Maria Clayton, spokeswoman for the district, said the current effort is to move Davis Senior High School to an 8:30 a.m. start time in the fall of 2017. However, it’s not as simple as just adjusting the entire schedule down an hour, she said.
A high school has to consider sports practices, multiple co-curricular activities and coordination with other schools. The goal is to move back the time without significantly extending the school day. Finding places to squeeze out minutes without throwing off the entire schedule is the challenge.
“We’re looking at creative scheduling with blocks so they can work in that kind of structure that’s needed,” she said. “It’s a large campus, with a lot of classes that are offered there, so it’s something they have to look at and weigh carefully. That’s the objective and the course of this next year is to get us there.”
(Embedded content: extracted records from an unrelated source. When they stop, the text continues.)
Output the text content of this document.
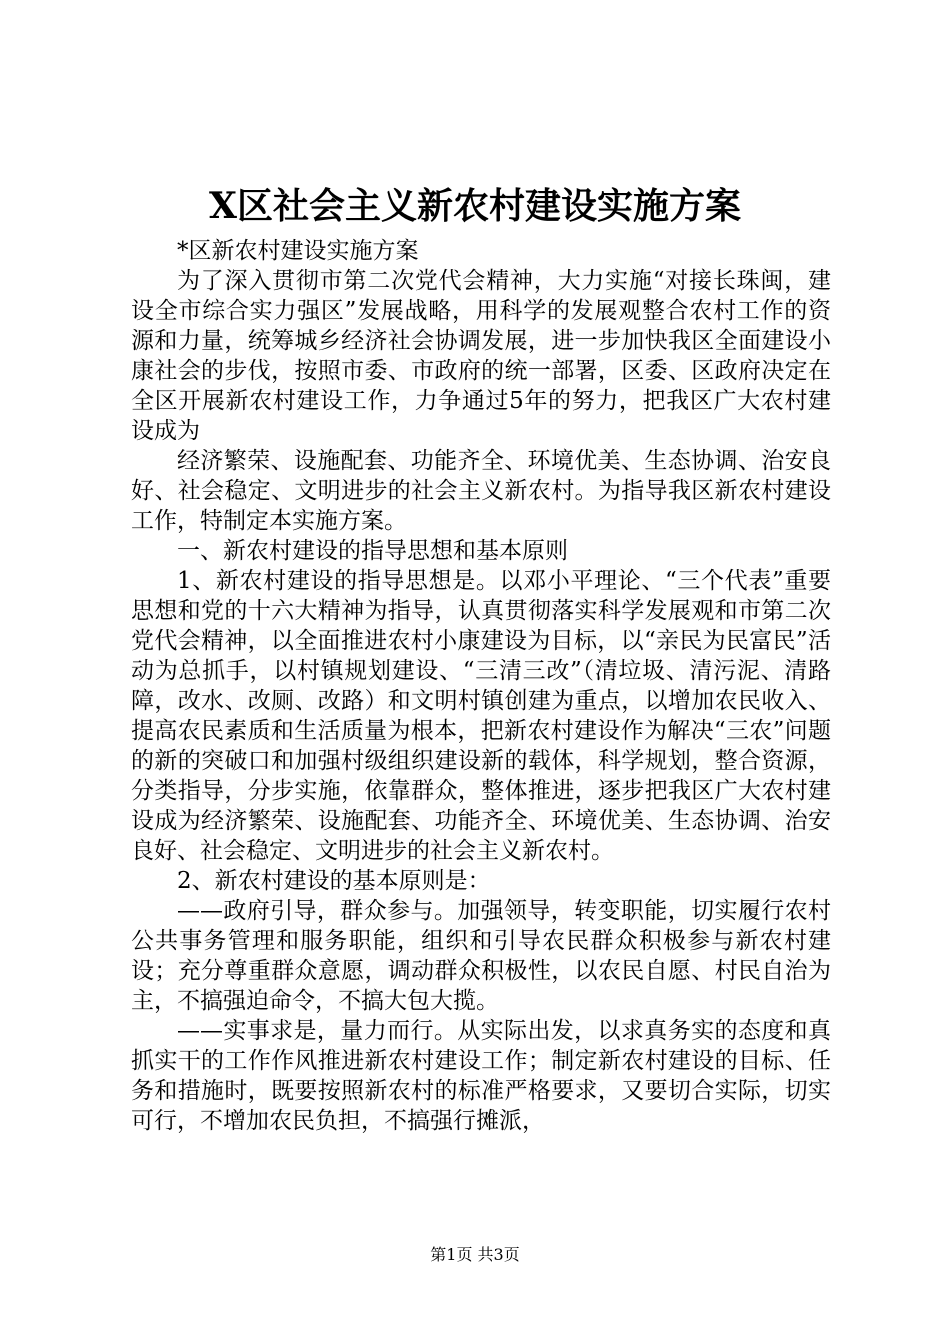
X区社会主义新农村建设实施方案

*区新农村建设实施方案

为了深入贯彻市第二次党代会精神，大力实施“对接长珠闽，建设全市综合实力强区”发展战略，用科学的发展观整合农村工作的资源和力量，统筹城乡经济社会协调发展，进一步加快我区全面建设小康社会的步伐，按照市委、市政府的统一部署，区委、区政府决定在全区开展新农村建设工作，力争通过5年的努力，把我区广大农村建设成为

经济繁荣、设施配套、功能齐全、环境优美、生态协调、治安良好、社会稳定、文明进步的社会主义新农村。为指导我区新农村建设工作，特制定本实施方案。

一、新农村建设的指导思想和基本原则

1、新农村建设的指导思想是。以邓小平理论、“三个代表”重要思想和党的十六大精神为指导，认真贯彻落实科学发展观和市第二次党代会精神，以全面推进农村小康建设为目标，以“亲民为民富民”活动为总抓手，以村镇规划建设、“三清三改”（清垃圾、清污泥、清路障，改水、改厕、改路）和文明村镇创建为重点，以增加农民收入、提高农民素质和生活质量为根本，把新农村建设作为解决“三农”问题的新的突破口和加强村级组织建设新的载体，科学规划，整合资源，分类指导，分步实施，依靠群众，整体推进，逐步把我区广大农村建设成为经济繁荣、设施配套、功能齐全、环境优美、生态协调、治安良好、社会稳定、文明进步的社会主义新农村。

2、新农村建设的基本原则是：

——政府引导，群众参与。加强领导，转变职能，切实履行农村公共事务管理和服务职能，组织和引导农民群众积极参与新农村建设；充分尊重群众意愿，调动群众积极性，以农民自愿、村民自治为主，不搞强迫命令，不搞大包大揽。

——实事求是，量力而行。从实际出发，以求真务实的态度和真抓实干的工作作风推进新农村建设工作；制定新农村建设的目标、任务和措施时，既要按照新农村的标准严格要求，又要切合实际，切实可行，不增加农民负担，不搞强行摊派，

第1页 共3页
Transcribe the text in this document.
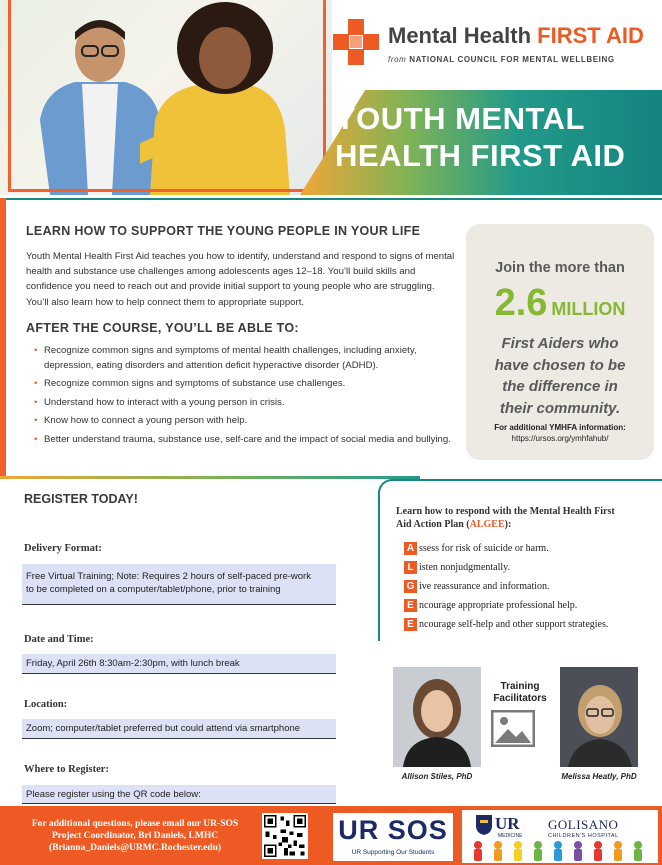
Mental Health FIRST AID
from NATIONAL COUNCIL FOR MENTAL WELLBEING
YOUTH MENTAL
HEALTH FIRST AID
LEARN HOW TO SUPPORT THE YOUNG PEOPLE IN YOUR LIFE
Youth Mental Health First Aid teaches you how to identify, understand and respond to signs of mental health and substance use challenges among adolescents ages 12–18. You’ll build skills and confidence you need to reach out and provide initial support to young people who are struggling. You’ll also learn how to help connect them to appropriate support.
AFTER THE COURSE, YOU’LL BE ABLE TO:
• Recognize common signs and symptoms of mental health challenges, including anxiety, depression, eating disorders and attention deficit hyperactive disorder (ADHD).
• Recognize common signs and symptoms of substance use challenges.
• Understand how to interact with a young person in crisis.
• Know how to connect a young person with help.
• Better understand trauma, substance use, self-care and the impact of social media and bullying.
Join the more than
2.6 MILLION
First Aiders who
have chosen to be
the difference in
their community.
For additional YMHFA information:
https://ursos.org/ymhfahub/
REGISTER TODAY!
Delivery Format:
Free Virtual Training; Note: Requires 2 hours of self-paced pre-work
to be completed on a computer/tablet/phone, prior to training
Date and Time:
Friday, April 26th 8:30am-2:30pm, with lunch break
Location:
Zoom; computer/tablet preferred but could attend via smartphone
Where to Register:
Please register using the QR code below:
Learn how to respond with the Mental Health First
Aid Action Plan (ALGEE):
A ssess for risk of suicide or harm.
L isten nonjudgmentally.
G ive reassurance and information.
E ncourage appropriate professional help.
E ncourage self-help and other support strategies.
Allison Stiles, PhD
Training
Facilitators
Melissa Heatly, PhD
For additional questions, please email our UR-SOS
Project Coordinator, Bri Daniels, LMHC
(Brianna_Daniels@URMC.Rochester.edu)
UR SOS
UR Supporting Our Students
UR
MEDICINE
GOLISANO
CHILDREN'S HOSPITAL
Other schools have already made the change: Gunn High School in the Palo Alto Unified School District moved its start times to 8:30 a.m. in 2012. There’s still talk about how to manage early class periods, which are still a fact of life for high schools that want to provide additional advanced classes or co-curricular activities.
Keller said she hopes more high schools in the state will change their start times soon.
“When kids are able to come to school later, then they actually get more sleep. They wake up later and are more refreshed. That’s why the results are good for the schools and the students. We see big changes in grades, performance, less anxiety, depression, suicides and car accidents,” she said.